Omar Ashour is a British-Canadian security and military studies academic and a former martial arts champion.

==Academic career==
Dr Ashour obtained his PhD in Politics from McGill University (Canada). He was appointed Lecturer (Assistant Professor), subsequently promoted to Senior Lecturer (Associate Professor) in Security Studies and Middle East Politics, at the Institute of Arab & Islamic Studies at the University of Exeter (2008-2018), before being appointed Professor of Security and Military Studies and the Founding Chair of the Critical Security Studies Programme at the Doha Institute for Graduate Studies (Doha, Qatar).

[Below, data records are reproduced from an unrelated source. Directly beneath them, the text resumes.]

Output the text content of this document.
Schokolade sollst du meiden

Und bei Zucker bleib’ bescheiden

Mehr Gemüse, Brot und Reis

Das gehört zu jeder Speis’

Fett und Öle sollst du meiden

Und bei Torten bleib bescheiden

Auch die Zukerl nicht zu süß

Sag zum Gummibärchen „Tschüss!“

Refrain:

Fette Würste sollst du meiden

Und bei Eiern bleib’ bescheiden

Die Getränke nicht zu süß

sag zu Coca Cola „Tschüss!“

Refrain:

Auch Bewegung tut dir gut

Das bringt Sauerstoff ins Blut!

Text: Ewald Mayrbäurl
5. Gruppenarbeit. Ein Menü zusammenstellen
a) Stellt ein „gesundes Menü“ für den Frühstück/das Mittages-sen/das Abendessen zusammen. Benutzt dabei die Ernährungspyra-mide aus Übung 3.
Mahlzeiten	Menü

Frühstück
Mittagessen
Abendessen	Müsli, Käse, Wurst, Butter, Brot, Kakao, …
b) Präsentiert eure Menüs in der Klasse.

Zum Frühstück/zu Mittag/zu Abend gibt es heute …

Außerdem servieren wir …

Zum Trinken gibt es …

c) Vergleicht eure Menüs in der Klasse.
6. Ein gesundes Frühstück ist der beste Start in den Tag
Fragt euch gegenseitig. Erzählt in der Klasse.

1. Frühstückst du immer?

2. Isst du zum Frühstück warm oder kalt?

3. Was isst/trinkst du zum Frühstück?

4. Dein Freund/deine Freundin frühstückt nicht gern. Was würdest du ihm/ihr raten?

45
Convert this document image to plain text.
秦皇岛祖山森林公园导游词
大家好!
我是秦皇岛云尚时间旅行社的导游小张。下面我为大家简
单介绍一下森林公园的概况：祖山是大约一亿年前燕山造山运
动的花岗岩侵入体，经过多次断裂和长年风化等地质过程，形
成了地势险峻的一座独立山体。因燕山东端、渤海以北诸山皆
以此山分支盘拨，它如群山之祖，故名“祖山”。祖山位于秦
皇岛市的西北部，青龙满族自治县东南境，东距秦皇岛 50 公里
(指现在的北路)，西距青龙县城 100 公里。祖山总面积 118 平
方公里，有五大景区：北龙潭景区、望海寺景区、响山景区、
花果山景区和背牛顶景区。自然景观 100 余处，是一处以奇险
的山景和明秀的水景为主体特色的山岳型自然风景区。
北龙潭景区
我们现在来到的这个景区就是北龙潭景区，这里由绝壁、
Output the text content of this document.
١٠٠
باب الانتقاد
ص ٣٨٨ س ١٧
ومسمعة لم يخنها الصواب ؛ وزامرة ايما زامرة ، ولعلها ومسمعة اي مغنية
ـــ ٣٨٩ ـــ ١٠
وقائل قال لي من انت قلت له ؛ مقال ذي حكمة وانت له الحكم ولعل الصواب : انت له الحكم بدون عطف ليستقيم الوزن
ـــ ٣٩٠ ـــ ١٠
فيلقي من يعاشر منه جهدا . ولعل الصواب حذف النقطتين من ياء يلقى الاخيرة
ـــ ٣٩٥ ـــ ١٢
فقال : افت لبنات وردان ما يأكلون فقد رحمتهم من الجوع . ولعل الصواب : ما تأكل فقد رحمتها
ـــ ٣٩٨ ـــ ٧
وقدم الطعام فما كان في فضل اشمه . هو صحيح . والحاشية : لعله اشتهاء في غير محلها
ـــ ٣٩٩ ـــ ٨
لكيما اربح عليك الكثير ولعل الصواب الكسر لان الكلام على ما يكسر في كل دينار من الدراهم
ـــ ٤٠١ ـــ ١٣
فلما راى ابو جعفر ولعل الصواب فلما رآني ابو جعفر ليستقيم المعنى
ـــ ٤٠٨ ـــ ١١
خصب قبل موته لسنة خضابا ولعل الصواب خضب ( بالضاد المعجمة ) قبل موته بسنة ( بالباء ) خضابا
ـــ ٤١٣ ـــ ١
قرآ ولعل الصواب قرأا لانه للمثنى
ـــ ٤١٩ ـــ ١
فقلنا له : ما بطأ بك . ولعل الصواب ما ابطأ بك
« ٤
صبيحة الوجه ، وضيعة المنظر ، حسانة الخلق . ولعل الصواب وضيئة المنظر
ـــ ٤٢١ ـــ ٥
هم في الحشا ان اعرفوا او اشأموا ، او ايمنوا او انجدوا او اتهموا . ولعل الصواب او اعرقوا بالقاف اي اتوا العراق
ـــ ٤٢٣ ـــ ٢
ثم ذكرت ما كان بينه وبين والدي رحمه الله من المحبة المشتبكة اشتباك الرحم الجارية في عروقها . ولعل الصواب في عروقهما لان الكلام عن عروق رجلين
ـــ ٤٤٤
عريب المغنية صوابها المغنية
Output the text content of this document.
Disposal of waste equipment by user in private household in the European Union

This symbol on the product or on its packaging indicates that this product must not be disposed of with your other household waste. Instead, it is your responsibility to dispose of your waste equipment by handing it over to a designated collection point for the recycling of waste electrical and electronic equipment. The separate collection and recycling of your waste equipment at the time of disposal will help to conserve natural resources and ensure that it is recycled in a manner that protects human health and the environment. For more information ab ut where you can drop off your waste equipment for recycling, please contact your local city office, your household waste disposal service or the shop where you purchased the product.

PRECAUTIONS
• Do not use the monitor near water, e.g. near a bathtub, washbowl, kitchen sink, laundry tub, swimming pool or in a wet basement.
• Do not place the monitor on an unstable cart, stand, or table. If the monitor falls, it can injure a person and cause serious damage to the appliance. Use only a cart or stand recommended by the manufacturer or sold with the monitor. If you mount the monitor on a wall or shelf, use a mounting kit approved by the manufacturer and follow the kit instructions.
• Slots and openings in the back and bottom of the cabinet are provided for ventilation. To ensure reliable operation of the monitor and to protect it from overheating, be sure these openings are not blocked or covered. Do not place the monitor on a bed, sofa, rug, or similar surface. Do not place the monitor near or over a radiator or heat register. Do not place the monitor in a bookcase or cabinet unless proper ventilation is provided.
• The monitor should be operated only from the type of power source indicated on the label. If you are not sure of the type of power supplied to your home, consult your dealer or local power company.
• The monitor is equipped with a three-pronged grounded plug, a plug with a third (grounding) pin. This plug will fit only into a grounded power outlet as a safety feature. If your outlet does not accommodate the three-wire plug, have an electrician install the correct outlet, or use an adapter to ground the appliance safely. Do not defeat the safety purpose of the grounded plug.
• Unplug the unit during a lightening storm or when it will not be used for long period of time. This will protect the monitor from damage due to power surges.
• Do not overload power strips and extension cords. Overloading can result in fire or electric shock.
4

He is the author of How ISIS Fights: Military Tactics in Iraq, Syria, Libya and Egypt (Edinburgh: Edinburgh University Press, 2021) and The Deradicalization of Jihadists: Transforming Armed Islamist Movements (London, New York: Routledge, 2009). Ashour has published about de-radicalization, counter-narratives, and transitions to democracy.

==Martial Arts==

Ashour is a Taekwondo master and a kickboxer. He was a member of the Egyptian National Taekwondo team. His record includes a bronze medal in the World Junior Taekwondo Championship and a silver medal in Africa’s Taekwondo championship. He was the Egyptian national champion six times in the bantam and feather weight categories. He was also the two-times national champion in Chinese Kickboxing (Sanshou). In 2007, he joined the Canadian National Karate Team and won the Gold medal in the World Koshiki Karate Championship in the middle-weight category, defeating seven-times World Champion, Masamitsu Hisataka, via unanimous decision.